RESCATADOS DE LA PESADILLA. El velo se empezó a descorrer cuando el domingo 14 de enero, una de las niñas (de 17 años, aunque aparentaba no más de 10), puso en marcha el plan que elaboró durante meses. Acompañada por una hermanita menor, consiguió escabullirse a las seis de la mañana, ganar la calle y llamar al 911 desde un celular que tomó en la casa. La más pequeña, llena de miedo, decidió retornar.
Cuando la Policía finalmente llegó al chalet, ubicado en Muir Woods 160, en la ciudad californiana de Perris (50 mil habitantes, a cien kilómetros de Los Angeles), no podía creer lo que veía… y olía.
Los agentes descubrieron a tres chicos encadenados, todos sucios, pálidos, tristes, mientras David y Louise Turpin eran incapaces de explicar el panorama.
Con oscura ironía, se supo que el inmueble del horror estaba registrado como un colegio llamado Castillo de Arena, y que Turpin figuraba como propietario y director. Y que los únicos inscriptos eran los niños que todavía estaban en edad escolar.

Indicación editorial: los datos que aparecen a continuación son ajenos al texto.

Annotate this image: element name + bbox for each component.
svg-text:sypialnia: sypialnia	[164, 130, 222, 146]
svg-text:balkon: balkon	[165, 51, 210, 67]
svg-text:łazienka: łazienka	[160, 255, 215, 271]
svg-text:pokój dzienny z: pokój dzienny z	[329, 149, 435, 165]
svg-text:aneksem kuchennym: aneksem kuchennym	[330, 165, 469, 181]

Algunos familiares, todavía en shock por la terrible situación, recordaron conversaciones telefónicas con Louise. "¿No les parece que podríamos hacer un gran reality televisivo con los trece chicos? ¡Sería un gran éxito!", imaginaba la madre de las criaturas, en el máximo delirio de su obra macabra. El desesperado impulso de una niña, ansiosa por escapar del laberinto, le bajó el telón a su patética idea. El show del horror debía terminar para siempre.